Elderly residents seek to stay in senior-citizen block
One resident says, ‘Once the people left, the very next day, the students moved in’
McSweeney House on Berkeley Street, Dublin. Catholic Housing Aid Society chief executive Miceal McGovern says the building is no longer fit for purpose. Photograph: Nick Bradshaw
An elderly resident at McSweeney House, a Catholic Housing Aid Society (Chas) complex for senior citizens on Berkeley Street in Dublin, has said he cannot see the need for the demolition of the complex built just over 30 years ago.
Chas has sought planning permission from Dublin City Council to demolish the block of 21 apartments built in 1984 and build a complex of 35 senior-citizen apartments.
Chas has moved nine of the residents of McSweeney House to other properties, and has replaced them with 18 students, more than tripling the rent they are earning on the nine one-bed flats.
One resident, who asked not to be named, said he could not understand the need to demolish the block. “They’re not really all that old, and there are no problems in my flat, no damp, it’s a good size, the heating is perfect... I don’t see the need to pull it down. It upsets me a lot.”
He said some of his neighbours had been “very upset” by moving, but had been under the impression that they had to leave as demolition was imminent.
“Once the people left, the very next day, the students moved in. They are really nice, they’re Brazilians mostly”, he said, but he thought it was very unfair people moved out in the belief the building was to be demolished quickly, when nothing was planned until next summer “that’s if they get planning permission.”
Chas chief executive Miceal McGovern said the building, despite its relative youth, was no longer fit for purpose. “There are sewage problems underneath the building, it wasn’t very well built in the first place.”
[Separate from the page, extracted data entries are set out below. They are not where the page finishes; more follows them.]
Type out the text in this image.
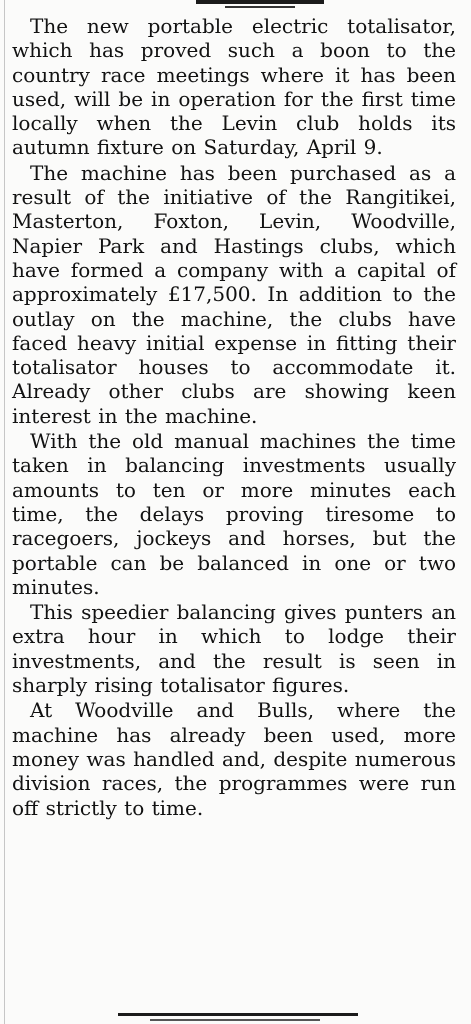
The new portable electric totalisator, which has proved such a boon to the country race meetings where it has been used, will be in operation for the first time locally when the Levin club holds its autumn fixture on Saturday, April 9.

The machine has been purchased as a result of the initiative of the Rangitikei, Masterton, Foxton, Levin, Woodville, Napier Park and Hastings clubs, which have formed a company with a capital of approximately £17,500. In addition to the outlay on the machine, the clubs have faced heavy initial expense in fitting their totalisator houses to accommodate it. Already other clubs are showing keen interest in the machine.

With the old manual machines the time taken in balancing investments usually amounts to ten or more minutes each time, the delays proving tiresome to racegoers, jockeys and horses, but the portable can be balanced in one or two minutes.

This speedier balancing gives punters an extra hour in which to lodge their investments, and the result is seen in sharply rising totalisator figures.

At Woodville and Bulls, where the machine has already been used, more money was handled and, despite numerous division races, the programmes were run off strictly to time.
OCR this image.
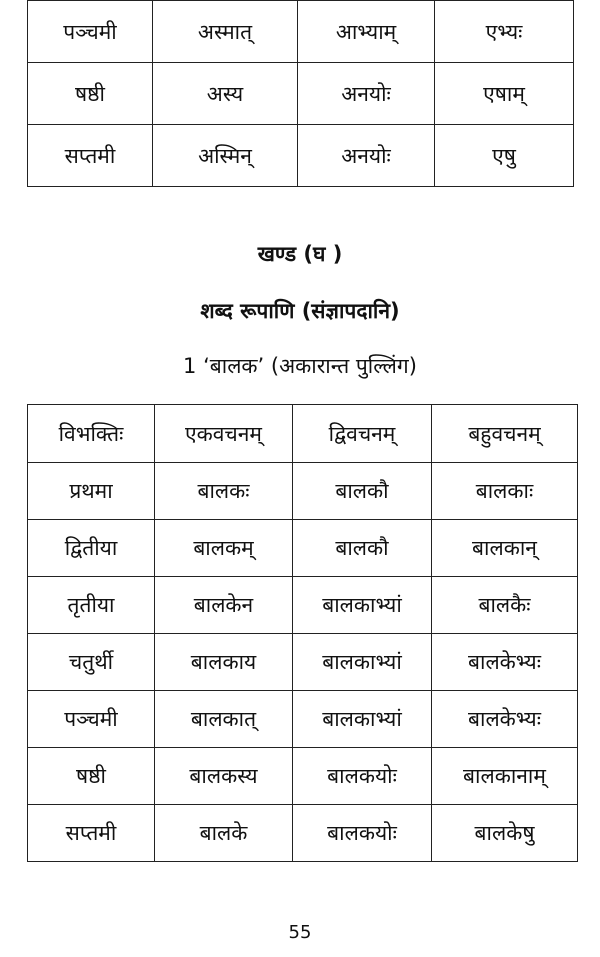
पञ्चमी	अस्मात्	आभ्याम्	एभ्यः
षष्ठी	अस्य	अनयोः	एषाम्
सप्तमी	अस्मिन्	अनयोः	एषु
खण्ड (घ )
शब्द रूपाणि (संज्ञापदानि)

1 ‘बालक’ (अकारान्त पुल्लिंग)

विभक्तिः	एकवचनम्	द्विवचनम्	बहुवचनम्
प्रथमा	बालकः	बालकौ	बालकाः
द्वितीया	बालकम्	बालकौ	बालकान्
तृतीया	बालकेन	बालकाभ्यां	बालकैः
चतुर्थी	बालकाय	बालकाभ्यां	बालकेभ्यः
पञ्चमी	बालकात्	बालकाभ्यां	बालकेभ्यः
षष्ठी	बालकस्य	बालकयोः	बालकानाम्
सप्तमी	बालके	बालकयोः	बालकेषु
55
There had been regular meetings with the residents, he said, and those who had left had mostly gone to Fr Scully House, a recently built complex on nearby Mountjoy Square.
He acknowledged that some remaining residents did not want to leave and said the extra money earned from student rents would be used to help pay for local flats which currently cost €1,200-€1,400 a month to rent.
“We know there are people who are very attached to the area and we have agreed with them to get them private rental accommodation in the area.”
He hoped to have relocated all tenants by Easter next year, with demolition to begin in June and the new complex to be completed in 2020. Chas wants to keep renting the flats to students until the beginning of next summer.
City council deputy chief executive and head of housing Brendan Kenny said he did not see a problem with the vacant flats being let to students.
“People complain when flats in the city are left empty. Detenanting can be a very slow process so it needs to start early,” he said. “Having students in there in the short term is better than having them empty.”
However, Independent councillor Mannix Flynn said it was “wholly inappropriate” that students would be replacing pensioners in senior-citizen blocks.
“I have spoken to residents who are really distraught, who thought they had to move because their homes are being demolished, when there isn’t even planning permission yet. I think it’s bizarre Mr Kenny would think it was acceptable for them to be moved out of senior-citizen homes so that students could be moved in.”
In 2014, Chas was involved in a seven-month rent dispute with the city council over Fr Scully House, a €17 million complex of 99 apartments.
The society wanted to charge significantly higher rents for the new apartments than average rents for housing built using a State-funded scheme.
Following the intervention of then minister for the environment Alan Kelly, Archbishop of Dublin Diarmuid Martin and the Housing Agency, rent agreements were reached.